В работе Д.Вайса [17] исследуется слово человек, его парадигматические и синтагматические особенности, а также поведение в различных контекстах, в том числе в ряде пословиц и связанных сочетаний типа молодой человек. Выводы подкрепляются опросом информантов, характеристика которых приводится в сжатой форме и не дает полного представления о них. Опрос информантов показывает весьма противоречивую картину. Тем не менее, за исключением ряда случаев, когда аргументации Д.Вайса явно не согласуется с нашим чувством языка, автор убедительно показывает весьма противоречивую картину. Тем не менее, за исключением ряда случаев, когда аргументация Д.Вайса явно не согласуется с нашим чувством языка, автор убедительно показывает, что слово человек и мужчина не идентичны, сексизм присутствует в более скрытом виде). Таким образом, специализированное по полу и неспецифицированные значения слова человек находятся в отношении комплементарности. Человек означает только "мужчина" в случаях "близкой" и "недистантной" референции и в случаях, когда человек помещается в контекст, типичный для описания лиц женского пола: Из-за угла выскочил человек в желтой шубке с ярко накрашенными губами и огромными серьгами [17, с. 424]. Д.Вайс обращает внимание на отсутствие в словарях русского языка информации о рестрикциях употребления слова человек в зависимости от того, к лицу какого пола относится это слово. Вместе с тем, автор не видит оснований говорить о многозначности слова человек.
В работах Д. Вайса рассматривается также способность русского языка выражать половую принадлежность лица [18]. Сопоставляя русский и польский языки, автор устанавливает формальные средства для выражения категории пола. Рассмотрев широкий спектр случаев от лексических средств до морфологических и синтаксических, автор приходит к выводу о том, что в русском языке, по сравнению с польским, менее развита система парных соответствий по типу «обозначение лица мужского пола - обозначение лица женского пола». Это выражается в том, что таких парных соответствий немного, суффиксы, обозначающие лиц женского пола, в большинстве своем не нейтральны и поэтому в официальном общении не употребляются. В целом автор констатирует, что русский язык более, чем польский, склонен к маскулинизации и что он развивает относительно малое количество парных соответствий. Здесь мы встречаемся с исходными установками и «лингвистическими аксиомами» феминистской идеологии: пол является важнейшим личностным параметром; «правильный язык» должен содержать одинаковое количество мужских и женских номинаций с коррелирующей семантикой; имена существительные мужского рода со значением лица обозначают только мужчин. Об идеологической ангажированности говорит и сама аргументация автора: ср. характерные формулировки типа gaps, masculinization of female referents, compensatory techniques.

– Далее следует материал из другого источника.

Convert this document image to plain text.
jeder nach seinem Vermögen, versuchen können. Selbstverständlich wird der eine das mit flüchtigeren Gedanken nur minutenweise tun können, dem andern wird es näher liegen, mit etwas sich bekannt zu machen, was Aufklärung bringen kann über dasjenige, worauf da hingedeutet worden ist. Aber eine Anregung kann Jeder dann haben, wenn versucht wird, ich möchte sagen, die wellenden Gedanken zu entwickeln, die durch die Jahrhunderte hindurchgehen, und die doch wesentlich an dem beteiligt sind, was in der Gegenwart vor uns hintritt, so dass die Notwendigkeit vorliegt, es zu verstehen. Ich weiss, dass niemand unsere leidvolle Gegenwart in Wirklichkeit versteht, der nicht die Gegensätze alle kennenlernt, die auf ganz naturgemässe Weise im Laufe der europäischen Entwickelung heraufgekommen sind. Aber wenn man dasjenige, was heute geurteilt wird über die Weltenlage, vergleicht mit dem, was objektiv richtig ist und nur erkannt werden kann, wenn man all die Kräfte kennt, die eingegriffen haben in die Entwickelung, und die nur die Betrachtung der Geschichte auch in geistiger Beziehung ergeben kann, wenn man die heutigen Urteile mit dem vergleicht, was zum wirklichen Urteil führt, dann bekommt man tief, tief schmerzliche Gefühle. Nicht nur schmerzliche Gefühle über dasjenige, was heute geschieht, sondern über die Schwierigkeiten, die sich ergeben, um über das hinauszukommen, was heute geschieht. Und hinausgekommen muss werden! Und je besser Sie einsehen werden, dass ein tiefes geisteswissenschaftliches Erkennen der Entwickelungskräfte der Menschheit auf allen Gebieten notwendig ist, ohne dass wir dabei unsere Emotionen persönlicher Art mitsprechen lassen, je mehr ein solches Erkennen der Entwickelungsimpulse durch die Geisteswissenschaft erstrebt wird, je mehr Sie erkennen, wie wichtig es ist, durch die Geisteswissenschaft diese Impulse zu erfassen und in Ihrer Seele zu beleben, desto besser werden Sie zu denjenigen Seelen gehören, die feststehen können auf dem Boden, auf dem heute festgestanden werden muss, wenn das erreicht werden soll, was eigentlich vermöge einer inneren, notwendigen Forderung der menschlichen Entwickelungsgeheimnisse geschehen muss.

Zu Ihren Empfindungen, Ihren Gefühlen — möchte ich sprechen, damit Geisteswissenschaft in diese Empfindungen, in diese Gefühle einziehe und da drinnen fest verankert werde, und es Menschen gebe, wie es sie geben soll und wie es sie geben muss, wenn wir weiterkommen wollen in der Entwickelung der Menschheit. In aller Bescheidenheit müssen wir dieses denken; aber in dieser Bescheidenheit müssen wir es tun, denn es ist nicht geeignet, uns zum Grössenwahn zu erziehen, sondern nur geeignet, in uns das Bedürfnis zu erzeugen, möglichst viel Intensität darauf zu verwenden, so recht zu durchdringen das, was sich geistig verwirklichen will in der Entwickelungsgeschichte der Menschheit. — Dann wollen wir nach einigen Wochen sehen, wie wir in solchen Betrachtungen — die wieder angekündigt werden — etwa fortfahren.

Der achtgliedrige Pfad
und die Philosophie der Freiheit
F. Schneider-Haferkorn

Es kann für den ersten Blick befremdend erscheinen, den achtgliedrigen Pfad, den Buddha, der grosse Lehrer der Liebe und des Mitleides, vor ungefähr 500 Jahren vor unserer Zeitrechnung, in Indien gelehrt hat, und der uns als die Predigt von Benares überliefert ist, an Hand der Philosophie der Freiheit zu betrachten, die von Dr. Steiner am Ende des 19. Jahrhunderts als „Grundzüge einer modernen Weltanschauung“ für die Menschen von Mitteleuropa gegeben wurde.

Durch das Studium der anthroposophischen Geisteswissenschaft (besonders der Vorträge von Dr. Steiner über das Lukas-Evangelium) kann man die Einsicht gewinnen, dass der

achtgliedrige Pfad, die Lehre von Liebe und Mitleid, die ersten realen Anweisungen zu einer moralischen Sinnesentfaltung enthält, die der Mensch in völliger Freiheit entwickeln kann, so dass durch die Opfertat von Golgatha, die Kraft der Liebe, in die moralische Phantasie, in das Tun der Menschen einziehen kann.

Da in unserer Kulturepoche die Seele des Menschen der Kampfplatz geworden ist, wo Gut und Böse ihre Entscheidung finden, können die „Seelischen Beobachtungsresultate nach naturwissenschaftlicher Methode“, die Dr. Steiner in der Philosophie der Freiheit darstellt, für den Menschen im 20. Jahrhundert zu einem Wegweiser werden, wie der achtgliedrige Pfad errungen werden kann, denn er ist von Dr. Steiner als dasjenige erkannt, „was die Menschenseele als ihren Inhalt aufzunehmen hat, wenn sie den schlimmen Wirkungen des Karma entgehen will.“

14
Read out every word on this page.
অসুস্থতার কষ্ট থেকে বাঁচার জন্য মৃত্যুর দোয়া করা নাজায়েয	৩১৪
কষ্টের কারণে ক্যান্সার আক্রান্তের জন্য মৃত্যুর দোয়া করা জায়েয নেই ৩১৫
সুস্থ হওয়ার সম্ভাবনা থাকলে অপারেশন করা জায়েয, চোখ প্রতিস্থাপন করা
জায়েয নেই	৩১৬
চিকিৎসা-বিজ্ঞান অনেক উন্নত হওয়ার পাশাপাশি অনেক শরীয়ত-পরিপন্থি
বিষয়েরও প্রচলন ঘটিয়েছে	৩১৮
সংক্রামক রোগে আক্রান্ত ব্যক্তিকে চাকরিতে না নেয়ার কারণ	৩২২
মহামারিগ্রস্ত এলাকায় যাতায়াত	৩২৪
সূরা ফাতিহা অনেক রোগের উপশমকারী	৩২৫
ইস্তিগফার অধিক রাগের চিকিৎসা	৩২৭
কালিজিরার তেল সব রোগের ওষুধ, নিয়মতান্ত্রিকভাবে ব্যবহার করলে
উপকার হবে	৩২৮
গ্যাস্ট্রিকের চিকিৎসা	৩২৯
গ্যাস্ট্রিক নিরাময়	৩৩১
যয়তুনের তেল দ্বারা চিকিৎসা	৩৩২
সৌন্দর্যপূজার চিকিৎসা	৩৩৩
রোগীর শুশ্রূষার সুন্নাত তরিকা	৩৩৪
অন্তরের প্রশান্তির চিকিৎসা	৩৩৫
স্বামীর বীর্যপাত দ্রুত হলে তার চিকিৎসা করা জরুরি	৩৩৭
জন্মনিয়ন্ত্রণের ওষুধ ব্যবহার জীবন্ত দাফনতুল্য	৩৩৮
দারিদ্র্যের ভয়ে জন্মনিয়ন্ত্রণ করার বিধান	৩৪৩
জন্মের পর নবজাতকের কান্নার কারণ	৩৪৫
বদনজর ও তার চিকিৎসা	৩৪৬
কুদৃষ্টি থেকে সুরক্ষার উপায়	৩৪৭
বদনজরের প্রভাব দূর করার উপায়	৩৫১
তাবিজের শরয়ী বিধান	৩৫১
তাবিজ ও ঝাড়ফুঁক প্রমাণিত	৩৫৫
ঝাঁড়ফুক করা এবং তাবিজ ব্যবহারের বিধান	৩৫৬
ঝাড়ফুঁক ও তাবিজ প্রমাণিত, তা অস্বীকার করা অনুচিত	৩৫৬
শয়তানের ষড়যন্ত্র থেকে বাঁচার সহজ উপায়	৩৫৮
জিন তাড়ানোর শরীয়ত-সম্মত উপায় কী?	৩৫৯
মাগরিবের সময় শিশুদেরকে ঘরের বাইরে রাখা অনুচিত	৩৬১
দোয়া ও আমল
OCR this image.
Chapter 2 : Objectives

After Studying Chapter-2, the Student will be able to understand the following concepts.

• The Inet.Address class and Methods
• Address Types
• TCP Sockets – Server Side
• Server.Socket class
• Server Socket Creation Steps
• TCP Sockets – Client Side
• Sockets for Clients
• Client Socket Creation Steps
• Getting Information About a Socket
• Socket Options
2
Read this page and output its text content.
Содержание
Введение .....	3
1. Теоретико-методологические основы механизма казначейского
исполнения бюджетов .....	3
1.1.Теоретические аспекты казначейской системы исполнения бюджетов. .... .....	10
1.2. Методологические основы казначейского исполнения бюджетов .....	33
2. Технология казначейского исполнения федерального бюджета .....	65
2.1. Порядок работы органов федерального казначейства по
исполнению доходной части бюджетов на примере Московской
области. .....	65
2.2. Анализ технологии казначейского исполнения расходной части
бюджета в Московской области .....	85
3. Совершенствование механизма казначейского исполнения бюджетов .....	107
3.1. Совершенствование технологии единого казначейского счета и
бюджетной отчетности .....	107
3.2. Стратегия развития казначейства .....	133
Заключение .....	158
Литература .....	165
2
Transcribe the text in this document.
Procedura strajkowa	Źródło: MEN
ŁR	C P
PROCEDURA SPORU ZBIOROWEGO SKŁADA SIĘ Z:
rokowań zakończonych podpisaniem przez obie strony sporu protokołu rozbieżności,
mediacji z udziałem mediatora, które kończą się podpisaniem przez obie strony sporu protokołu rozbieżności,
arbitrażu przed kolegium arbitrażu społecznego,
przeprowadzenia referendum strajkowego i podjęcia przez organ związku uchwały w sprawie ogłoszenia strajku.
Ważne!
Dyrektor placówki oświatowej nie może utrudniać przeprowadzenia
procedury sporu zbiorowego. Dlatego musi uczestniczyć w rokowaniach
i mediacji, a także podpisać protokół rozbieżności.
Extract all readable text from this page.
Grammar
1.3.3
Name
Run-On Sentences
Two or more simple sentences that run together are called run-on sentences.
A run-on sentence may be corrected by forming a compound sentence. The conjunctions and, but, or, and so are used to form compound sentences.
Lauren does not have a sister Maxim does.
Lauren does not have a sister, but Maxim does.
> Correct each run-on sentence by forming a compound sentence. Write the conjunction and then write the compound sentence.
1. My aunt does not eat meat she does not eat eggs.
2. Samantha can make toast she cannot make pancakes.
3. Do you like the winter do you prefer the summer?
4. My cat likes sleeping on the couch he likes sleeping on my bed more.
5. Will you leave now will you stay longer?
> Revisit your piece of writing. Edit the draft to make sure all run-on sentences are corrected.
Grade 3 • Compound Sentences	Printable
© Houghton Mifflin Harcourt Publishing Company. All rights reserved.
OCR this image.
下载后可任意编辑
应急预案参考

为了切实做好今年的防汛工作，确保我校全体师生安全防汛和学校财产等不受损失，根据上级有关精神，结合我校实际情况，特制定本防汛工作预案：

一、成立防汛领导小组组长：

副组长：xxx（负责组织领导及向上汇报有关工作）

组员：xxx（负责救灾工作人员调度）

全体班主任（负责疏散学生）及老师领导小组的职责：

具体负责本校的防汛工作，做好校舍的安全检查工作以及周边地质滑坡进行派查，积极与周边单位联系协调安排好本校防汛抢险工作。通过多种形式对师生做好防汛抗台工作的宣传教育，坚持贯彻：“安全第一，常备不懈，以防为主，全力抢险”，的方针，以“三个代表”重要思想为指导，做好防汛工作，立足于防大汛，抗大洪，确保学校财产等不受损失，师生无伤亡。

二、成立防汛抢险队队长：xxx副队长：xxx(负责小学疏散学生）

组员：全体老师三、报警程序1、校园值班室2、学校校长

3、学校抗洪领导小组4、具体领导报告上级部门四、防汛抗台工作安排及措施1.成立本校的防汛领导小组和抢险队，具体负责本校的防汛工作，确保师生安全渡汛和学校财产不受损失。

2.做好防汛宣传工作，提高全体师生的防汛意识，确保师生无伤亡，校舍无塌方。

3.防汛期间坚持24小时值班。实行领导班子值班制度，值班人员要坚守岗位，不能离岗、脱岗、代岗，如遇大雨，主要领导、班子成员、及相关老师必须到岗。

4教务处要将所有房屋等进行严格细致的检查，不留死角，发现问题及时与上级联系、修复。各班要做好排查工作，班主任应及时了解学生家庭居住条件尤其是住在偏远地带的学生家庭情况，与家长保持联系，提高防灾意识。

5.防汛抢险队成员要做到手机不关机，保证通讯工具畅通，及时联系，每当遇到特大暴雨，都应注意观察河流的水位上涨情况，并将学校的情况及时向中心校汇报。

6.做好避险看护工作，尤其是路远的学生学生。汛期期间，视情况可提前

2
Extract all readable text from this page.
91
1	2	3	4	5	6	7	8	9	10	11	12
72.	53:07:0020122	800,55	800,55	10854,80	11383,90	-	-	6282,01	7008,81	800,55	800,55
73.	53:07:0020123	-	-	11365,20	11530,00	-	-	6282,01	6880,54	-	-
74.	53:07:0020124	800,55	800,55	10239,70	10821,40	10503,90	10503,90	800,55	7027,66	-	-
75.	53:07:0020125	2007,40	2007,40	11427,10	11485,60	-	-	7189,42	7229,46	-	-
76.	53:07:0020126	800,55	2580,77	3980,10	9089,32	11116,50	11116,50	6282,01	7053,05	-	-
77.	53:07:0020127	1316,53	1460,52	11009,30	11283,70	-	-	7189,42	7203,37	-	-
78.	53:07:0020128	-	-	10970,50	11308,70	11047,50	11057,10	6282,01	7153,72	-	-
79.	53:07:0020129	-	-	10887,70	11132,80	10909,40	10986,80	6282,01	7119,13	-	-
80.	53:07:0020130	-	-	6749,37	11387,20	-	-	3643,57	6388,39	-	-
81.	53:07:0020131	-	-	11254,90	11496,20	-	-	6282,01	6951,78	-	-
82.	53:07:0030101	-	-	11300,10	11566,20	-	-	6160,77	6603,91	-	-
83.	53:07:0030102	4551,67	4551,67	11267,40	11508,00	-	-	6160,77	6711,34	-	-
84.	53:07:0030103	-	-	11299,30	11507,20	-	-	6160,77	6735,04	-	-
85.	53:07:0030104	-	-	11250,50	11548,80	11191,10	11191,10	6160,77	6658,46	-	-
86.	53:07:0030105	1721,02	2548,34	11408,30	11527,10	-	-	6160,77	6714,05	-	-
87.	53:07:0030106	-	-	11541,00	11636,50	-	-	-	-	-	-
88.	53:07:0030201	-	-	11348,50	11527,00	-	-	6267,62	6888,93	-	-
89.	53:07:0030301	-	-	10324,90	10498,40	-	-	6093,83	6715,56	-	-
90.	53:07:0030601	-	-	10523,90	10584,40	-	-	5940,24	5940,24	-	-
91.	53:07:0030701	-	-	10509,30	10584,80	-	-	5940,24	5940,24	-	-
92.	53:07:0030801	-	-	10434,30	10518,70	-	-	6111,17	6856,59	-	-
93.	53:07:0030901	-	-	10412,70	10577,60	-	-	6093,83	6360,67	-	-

Не только в трудах Д. Вайса, но и в целом ряде работ других авторов внимание сконцентрировано на соотношении значений слов человек и женщина. Можно предположить, что по умолчанию подразумевается квази-синонимия слов человек и мужчина. Однако в разных языках такой семантический параллелизм выражен с разной степенью интенсивности, что признает и сам Д. Вайс.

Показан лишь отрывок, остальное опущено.